Fangen wir vielleicht doch gleich mal mit einer vorauseilenden Rechtfertigung an: Ich hab nichts gegen erotische Comics. Wenn sie emotional packend sind, ist mir egal, wie nackig die Leute da rumlaufen. Man denke nur an die lesbische BDSM-Romanze „Sonnenstein“, da war der 1. Zyklus ein echtes Meisterwerk, oder an das ergreifende Viagra-Drama „Die Erektion“. Entsprechend lasse ich mich aber auch nicht von der „Fleischbeschau“ ablenken, wenn eine Geschichte schlecht ist, dann ist sie eben schlecht, egal wie viele nackige Brüste da durchs Bild wackeln ;-) 

 
Und damit kommen wir auch schon zu „Die Göttin“, einem 56 seitigen Erotik-Comic, der trotz abgeschlossener Handlung nur der Auftaktband eines Zweiteilers ist. Die Protagonistin Nanna ist eine Kunststudentin, die kurz vor ihrer praktischen Prüfung in Kalligrafie und Buchmalerei steht. So richtig bekommt sie das Malen der keltischen Liebesgöttin Anann aber nicht hin, denn für erotische Zeichnungen fehlt ihr die Sinnlichkeit. Zum Glück hat sie aber eine ebenso verständnis- wie geheimnisvolle Kunstlehrerin, welche ihr ein keltisches Amulett schenkt – Und plötzlich wird aus dem grauen Studentenmäuschen ein von sexuellem Verlangen getriebener Schwan... Ja, tatsächlich, dieser letzte Satz ist tatsächlich ernst gemeint. Und er fasst die Geschichte auch ganz wunderbar zusammen, denn darum geht es wirklich die ganze Zeit: Nanna hat, dem magischen Amulett sei Dank, immer stärkere und intensivere Sexträume. Von hinten, von vorn, von oben, von unten, zu zweit und zu dritt, in der Dusche und in der Küche – Nanna steigert sich so sehr in ihre erotischen (Tag-)Träume hinein, dass sich selbst ihre eigentlich sexpositiven (und nicht immer solidarischen) Freundinnen langsam Sorgen um sie machen... 

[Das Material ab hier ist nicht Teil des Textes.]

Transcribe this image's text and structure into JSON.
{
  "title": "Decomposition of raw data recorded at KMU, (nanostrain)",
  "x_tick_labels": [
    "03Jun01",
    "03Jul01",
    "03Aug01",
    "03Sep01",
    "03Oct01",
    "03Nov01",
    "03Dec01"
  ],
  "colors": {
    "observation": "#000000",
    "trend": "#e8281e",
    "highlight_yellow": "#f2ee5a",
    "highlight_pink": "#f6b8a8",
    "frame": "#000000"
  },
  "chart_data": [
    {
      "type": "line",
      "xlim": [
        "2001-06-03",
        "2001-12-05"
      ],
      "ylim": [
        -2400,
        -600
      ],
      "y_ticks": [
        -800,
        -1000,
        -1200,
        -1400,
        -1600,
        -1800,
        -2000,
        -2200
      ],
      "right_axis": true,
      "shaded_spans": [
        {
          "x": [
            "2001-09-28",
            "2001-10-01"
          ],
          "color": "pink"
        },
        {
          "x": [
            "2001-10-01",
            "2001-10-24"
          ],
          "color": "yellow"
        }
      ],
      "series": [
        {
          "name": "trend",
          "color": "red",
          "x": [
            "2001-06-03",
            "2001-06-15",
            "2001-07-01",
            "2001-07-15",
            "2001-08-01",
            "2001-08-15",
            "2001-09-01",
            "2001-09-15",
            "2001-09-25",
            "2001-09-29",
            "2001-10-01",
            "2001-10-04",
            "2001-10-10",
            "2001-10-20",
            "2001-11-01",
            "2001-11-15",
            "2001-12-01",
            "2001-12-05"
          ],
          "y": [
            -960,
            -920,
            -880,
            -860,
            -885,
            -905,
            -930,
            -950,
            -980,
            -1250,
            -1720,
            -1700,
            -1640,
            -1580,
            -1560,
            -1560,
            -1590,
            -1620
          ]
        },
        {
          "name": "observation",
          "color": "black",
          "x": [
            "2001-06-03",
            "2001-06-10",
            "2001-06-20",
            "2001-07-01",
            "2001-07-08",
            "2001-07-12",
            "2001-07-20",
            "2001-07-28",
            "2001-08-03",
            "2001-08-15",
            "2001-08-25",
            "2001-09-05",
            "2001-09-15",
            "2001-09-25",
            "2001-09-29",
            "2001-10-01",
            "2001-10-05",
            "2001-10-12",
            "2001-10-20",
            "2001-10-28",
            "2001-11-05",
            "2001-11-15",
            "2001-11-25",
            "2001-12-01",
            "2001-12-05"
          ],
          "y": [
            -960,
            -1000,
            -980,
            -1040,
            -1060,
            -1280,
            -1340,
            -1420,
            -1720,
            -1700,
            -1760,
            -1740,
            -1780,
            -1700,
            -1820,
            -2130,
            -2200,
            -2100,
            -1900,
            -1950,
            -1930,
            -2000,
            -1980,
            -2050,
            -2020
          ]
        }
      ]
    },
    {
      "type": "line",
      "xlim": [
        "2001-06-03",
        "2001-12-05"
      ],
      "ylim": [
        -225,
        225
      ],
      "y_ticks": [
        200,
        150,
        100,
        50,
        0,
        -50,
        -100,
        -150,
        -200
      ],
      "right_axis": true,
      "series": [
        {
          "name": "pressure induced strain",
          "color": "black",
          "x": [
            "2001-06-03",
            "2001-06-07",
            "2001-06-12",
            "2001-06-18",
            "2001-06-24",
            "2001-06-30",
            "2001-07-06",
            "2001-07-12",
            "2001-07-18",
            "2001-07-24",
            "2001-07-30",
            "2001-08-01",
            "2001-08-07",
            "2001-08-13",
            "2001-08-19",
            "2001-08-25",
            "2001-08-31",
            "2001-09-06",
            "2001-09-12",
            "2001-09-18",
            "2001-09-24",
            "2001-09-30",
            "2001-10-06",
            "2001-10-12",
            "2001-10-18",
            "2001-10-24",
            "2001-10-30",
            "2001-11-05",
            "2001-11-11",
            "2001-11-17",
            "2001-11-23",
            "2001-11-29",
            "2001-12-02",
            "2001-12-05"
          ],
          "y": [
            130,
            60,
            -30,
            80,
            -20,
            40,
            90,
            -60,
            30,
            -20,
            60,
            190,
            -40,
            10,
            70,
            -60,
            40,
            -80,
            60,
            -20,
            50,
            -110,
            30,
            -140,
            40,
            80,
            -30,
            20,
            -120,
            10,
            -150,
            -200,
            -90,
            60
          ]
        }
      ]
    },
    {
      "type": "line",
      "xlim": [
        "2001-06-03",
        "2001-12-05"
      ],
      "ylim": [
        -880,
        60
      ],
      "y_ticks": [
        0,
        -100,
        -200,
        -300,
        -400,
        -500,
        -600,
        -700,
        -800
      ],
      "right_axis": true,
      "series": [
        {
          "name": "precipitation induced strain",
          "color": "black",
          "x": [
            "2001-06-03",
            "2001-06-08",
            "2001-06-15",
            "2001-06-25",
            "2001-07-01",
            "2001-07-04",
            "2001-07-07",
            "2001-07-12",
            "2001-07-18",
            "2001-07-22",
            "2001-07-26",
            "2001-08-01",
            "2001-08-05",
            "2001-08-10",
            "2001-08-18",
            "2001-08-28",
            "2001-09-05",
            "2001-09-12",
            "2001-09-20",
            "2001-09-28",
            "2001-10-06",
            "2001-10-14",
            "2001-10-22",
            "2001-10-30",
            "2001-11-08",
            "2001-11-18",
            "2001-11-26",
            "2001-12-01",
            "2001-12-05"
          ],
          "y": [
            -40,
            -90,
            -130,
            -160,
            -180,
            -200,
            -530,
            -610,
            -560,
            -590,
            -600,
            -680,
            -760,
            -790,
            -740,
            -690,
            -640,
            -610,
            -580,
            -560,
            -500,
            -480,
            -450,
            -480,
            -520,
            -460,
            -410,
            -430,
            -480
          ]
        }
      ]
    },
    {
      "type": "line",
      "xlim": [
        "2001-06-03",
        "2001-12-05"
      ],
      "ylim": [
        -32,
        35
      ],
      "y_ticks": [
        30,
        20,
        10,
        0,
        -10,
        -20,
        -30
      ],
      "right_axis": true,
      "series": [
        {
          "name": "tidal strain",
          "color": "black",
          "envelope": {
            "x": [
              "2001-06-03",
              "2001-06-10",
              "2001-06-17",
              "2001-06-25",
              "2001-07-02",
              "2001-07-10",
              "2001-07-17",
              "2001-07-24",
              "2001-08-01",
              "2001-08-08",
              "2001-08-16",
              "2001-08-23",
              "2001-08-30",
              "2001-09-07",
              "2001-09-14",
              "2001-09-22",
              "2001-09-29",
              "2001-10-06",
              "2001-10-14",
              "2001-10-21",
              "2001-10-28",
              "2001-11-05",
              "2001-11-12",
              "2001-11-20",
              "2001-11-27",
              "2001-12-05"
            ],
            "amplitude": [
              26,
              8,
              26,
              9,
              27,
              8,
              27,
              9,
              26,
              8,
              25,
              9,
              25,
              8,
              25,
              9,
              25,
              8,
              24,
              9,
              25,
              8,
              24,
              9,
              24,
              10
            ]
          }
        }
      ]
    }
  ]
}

Selten war ich nach der Lektüre eines Comics so ratlos, noch dazu nach der Lektüre eines Comic aus dem „Splitter Verlag“ (der mir dankenswerterweise ein Rezensionsexemplar zur Verfügung stellte) – Immerhin haben die Bielefelder ja quasi das Monopol auf franko-belgische Bildergeschichten mit Niveau und Anspruch. Aber in „Die Göttin“ finde ich einfach nichts davon. Okay, ein wenig Niveau gibt es doch, denn die zahlreichen Sexzeichnungen driften nur selten in plakative Pornografie ab. Aber inhaltlich? Die „Geschichte“, und ja ich habe das Wort jetzt provokant in Anführungszeichen gesetzt, besteht prinzipiell nur aus einer Aneinanderreihung von teils mehrseitigen Sexträumen. Dazwischen ein paar rudimentäre Dialoge, in denen Nannas Freundinnen sie erst übergriffig zu mehr Sex drängen, um dann irritiert zu sein, dass sie wirklich Sex hat. Dazu gibt es, aber das sind kaum zwei Seiten, noch die Andeutung einer Mystery-Komponente (Nanna/Annan), aber die wird nach einem Wimpernschlag bereits von der nächsten Sexszene weggewischt...
  
Fazit: Vielleicht kommt ja tatsächlich im zweiten Band noch der große Story-Twist, und dann krieche ich reumütig zu Kreuze, weil ich „Die Göttin #1“ (Link) jetzt so verrissen habe. Aber Stand jetzt, nur den Auftaktband betrachtend, haben wir hier einen hübsch gezeichneten Erotik-Comic, der inhaltlich kaum über einen selbstgedrehten Pornhub-Clip hinaus geht.